In case, like me, you are also not an amphibian expert (and if you are, please feel free to skip to the next paragraph, or perhaps to comment on this post and correct me where necessary – it is highly likely that some corrections are needed!), amphibians include frogs, toads, newts, salamanders and caecilians (which look a bit like large earthworms, and live almost entirely underground or underwater: see Amphibian Ark). My fascination with amphibians, like that of many people, arose from the astonishment I felt as a child when witnessing the process of metamorphosis taking place, as frogspawn became tadpoles and then froglets, in my own back garden.
This fascination, combined with my veterinary interests, led to my recent publication of an article on the detection and reporting of an important amphibian disease, Ranavirus. I found that there is a need to harmonise methods of testing for and reporting the disease, to improve the collection of data which will help us to understand and perhaps mitigate the effects of the disease. It’s a difficult task, to gather information from many sources and present it so that it can be utilised and understood. You may ask, why is it worth the effort?
In the first place, diseases like Ranavirus can drastically affect numbers of amphibians. The Center for Biological Diversity asserts that earth is currently in the midst of the sixth mass extinction event of the past half billion years. The global amphibian assessment of 2004 found that amphibians were more threatened, and were declining more rapidly, than either birds or mammals. Amphibian declines are significant.
In the second place, humans trade in amphibians, and the movement of amphibians in this trade has contributed to the emergence of ranavirus as a threat to amphibian survival. We are culpable in the spread of the disease, and also capable of limiting it. But again, you could ask why? Why does it matter if there are a few less frogs around? There are so many things to concern us in the world right now. Do frogs (or toads, newts, whatever) really matter?

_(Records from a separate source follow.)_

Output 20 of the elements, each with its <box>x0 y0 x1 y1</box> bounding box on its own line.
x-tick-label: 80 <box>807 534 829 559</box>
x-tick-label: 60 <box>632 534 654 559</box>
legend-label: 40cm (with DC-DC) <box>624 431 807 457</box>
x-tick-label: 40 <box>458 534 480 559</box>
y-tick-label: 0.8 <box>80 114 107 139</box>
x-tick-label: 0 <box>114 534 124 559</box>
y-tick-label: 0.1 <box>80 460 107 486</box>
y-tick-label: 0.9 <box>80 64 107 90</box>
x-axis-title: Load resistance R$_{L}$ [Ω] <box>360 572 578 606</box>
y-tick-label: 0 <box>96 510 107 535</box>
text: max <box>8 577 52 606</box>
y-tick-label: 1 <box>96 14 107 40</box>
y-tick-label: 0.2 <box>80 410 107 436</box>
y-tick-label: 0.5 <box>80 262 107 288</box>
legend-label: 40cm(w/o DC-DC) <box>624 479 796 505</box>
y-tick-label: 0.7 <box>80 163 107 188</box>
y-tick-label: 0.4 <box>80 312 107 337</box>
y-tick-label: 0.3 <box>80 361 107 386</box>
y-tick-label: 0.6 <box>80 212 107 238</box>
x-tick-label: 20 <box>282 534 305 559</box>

Of course, you’ve guessed that I am going to tell you that they do. But they really, really do. Because to lose species upon species of amphibian is to lose huge amounts of genetic material. This material, the earth’s biodiversity, is our planet’s bank account. To cope with changes (and there are certainly plenty of those around), the living planet needs to have the genetic capacity to adapt. Apart from being a genetic resource, amphibians can be sources of food and of medicines. They also perform important functions (or ecosystem services). By eating and competing with mosquitoes, they control numbers of these insects, which transmit diseases such as malaria. They are involved nutrient cycling, which produces fertile soil, so they assist in food production, even for those of us who don’t eat frogs.
Amphibians are fascinating. I want my children’s children to see them metamorphosing, just as I did. So I think they are inherently worth protecting. But perhaps a bigger motivation is that if we don’t protect these species, our own species will suffer as a consequence.